Jamie Kohl, a former Iowa State kicker who runs national camps for aspiring college and professional kickers, said of the 120 Division I football programs, about 50 scholarships are offered each year to specialists (kickers, punters, long snappers).
"There are only 30 to 35 scholarships that are offered for kickers at that level," Kohl said. "And once a school has a kicker, they're probably going to keep him for four years. It can be tough. The top level are only going to have about four to five college offers, on average."
Zervos figured the scholarship offers would come in frequently after he received top honors at a Kohl's Kicking Camp this past summer that earned him a roster spot in the Under Armour game. He rocketed up the rankings and was No. 5 nationally at the beginning of the season.

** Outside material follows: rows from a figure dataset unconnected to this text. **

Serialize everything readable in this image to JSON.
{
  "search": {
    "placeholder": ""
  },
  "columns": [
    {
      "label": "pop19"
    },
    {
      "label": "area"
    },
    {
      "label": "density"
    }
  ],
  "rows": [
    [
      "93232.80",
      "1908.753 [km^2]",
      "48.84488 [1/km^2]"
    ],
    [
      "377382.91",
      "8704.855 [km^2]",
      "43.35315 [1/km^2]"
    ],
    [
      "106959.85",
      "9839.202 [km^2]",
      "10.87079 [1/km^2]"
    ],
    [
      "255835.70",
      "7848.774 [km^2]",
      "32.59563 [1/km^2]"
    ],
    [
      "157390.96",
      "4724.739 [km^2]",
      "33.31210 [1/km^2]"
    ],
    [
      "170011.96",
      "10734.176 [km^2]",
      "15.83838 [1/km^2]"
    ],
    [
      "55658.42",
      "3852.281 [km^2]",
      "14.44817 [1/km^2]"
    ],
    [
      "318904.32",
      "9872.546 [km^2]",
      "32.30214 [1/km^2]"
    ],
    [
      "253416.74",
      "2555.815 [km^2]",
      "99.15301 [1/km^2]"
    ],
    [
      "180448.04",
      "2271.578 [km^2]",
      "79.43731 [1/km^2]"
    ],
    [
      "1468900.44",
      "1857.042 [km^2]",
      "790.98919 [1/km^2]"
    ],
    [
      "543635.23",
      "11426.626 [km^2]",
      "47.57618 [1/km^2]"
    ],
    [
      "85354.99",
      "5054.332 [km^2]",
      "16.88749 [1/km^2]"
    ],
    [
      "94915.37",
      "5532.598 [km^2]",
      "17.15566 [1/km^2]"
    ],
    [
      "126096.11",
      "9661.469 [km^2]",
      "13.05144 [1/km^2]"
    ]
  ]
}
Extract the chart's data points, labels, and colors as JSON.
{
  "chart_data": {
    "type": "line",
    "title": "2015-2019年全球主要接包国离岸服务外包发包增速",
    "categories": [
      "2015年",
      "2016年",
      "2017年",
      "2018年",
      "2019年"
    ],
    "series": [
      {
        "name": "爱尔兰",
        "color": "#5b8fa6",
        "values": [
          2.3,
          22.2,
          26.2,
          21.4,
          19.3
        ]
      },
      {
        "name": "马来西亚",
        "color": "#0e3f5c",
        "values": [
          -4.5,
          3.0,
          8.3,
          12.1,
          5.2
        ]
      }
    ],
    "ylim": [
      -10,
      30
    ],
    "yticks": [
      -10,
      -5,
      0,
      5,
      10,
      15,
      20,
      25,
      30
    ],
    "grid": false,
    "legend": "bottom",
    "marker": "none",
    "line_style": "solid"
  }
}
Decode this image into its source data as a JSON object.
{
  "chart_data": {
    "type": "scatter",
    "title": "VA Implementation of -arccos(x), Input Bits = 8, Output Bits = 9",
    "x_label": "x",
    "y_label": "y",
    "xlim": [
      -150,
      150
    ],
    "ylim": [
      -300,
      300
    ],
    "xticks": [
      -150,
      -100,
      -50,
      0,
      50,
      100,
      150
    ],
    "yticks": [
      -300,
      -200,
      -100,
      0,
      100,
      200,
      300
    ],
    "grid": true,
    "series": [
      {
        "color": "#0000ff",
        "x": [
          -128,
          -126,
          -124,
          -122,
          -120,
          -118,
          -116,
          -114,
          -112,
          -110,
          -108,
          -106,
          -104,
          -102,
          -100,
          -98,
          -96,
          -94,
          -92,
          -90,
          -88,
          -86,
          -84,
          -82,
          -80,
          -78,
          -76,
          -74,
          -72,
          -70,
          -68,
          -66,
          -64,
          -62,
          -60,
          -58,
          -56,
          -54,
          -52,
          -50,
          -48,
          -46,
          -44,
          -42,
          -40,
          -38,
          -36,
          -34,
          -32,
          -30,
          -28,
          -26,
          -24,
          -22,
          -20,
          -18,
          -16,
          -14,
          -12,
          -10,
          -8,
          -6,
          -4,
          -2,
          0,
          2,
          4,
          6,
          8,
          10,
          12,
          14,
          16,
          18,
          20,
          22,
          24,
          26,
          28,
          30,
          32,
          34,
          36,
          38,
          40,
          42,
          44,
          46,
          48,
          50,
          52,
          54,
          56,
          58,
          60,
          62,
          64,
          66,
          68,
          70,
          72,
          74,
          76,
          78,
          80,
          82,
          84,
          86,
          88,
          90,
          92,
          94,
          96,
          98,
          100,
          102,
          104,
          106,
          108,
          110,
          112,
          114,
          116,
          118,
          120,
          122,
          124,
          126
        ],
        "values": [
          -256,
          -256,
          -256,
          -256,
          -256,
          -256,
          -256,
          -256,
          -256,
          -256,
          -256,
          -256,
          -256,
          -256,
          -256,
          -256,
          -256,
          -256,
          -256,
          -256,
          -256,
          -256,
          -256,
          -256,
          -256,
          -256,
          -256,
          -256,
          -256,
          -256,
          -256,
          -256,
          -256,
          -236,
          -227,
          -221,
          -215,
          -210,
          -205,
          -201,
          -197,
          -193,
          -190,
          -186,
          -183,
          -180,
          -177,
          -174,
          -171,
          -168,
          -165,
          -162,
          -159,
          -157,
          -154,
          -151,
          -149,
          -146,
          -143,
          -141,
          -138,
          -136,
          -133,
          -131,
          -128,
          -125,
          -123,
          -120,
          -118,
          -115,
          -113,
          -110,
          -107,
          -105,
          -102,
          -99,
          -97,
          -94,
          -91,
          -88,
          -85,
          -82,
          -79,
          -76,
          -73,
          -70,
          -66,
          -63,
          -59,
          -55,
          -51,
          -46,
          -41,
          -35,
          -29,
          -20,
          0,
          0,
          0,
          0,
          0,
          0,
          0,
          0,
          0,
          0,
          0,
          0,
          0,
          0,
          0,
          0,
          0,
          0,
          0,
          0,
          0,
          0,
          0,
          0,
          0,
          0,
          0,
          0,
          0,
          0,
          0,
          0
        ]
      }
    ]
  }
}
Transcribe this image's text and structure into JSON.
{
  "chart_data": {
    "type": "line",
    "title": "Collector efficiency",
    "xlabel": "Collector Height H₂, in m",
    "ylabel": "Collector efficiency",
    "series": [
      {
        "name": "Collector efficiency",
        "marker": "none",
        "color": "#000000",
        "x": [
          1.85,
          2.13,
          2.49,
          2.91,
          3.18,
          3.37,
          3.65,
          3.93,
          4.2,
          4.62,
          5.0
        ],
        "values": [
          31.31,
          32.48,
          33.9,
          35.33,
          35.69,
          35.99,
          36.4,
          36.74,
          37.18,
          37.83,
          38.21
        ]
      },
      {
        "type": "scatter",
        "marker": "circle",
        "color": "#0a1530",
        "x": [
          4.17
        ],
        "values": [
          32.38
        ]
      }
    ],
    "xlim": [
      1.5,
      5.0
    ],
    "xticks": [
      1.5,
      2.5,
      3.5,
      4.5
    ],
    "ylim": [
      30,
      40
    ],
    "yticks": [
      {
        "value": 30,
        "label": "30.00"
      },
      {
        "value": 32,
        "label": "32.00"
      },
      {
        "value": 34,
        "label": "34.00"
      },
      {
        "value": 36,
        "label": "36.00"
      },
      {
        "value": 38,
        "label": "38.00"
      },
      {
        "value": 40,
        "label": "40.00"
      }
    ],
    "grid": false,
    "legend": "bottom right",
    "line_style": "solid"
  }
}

Zervos had a solid senior season, hitting 35 of 37 PATs and 6 of 9 field goals, including a long of 45 yards.
That piqued the interest of a few colleges, but nothing materialized into an offer until after the season.
"I was surprised because I thought I would have a lot more offers by now, especially after getting selected for the game," Zervos said.
By contrast, the other three kickers or punters selected for the game have all committed to colleges. Justin Yoon, the top-ranked kicker in the nation, is going to Notre Dame. Austin Seibert is headed to Oklahoma. And Drew Galitz is off to Baylor.
"Every year there are one to two kickers in each class that you just kind of scratch your head as to why they don't have more offers," Kohl said. "Louis fits that. There are guys ranked below him who have offers or have committed to schools.
"Louie is not flashy with that big booming kick. But he's very consistent. It all depends on what a college is looking for and having the player fit that need."
Zervos said he has to take the same approach with recruiting as he does with kicking.
"I have to block everything out, and focus on what only I can worry about," Zervos said. "I think in some aspects, that's where being a kicker helps in this process because you're already using a mental approach."
And make no mistake. The kicking game can be a difference maker. Ask Boston College, which missed an extra point in overtime and lost 31-30 to Penn State in the Pinstripe Bowl. The Eagles have contacted Zervos, and he said the interest could turn into an offer.
"I know things will pick up," Zervos said. "I'm just enjoying the moment."
So will his family. Zervos said about 200 family members and friends will attend Friday.
"It will be fun being in a hometown game and playing in front of everyone," Zervos said. "That's what has me excited."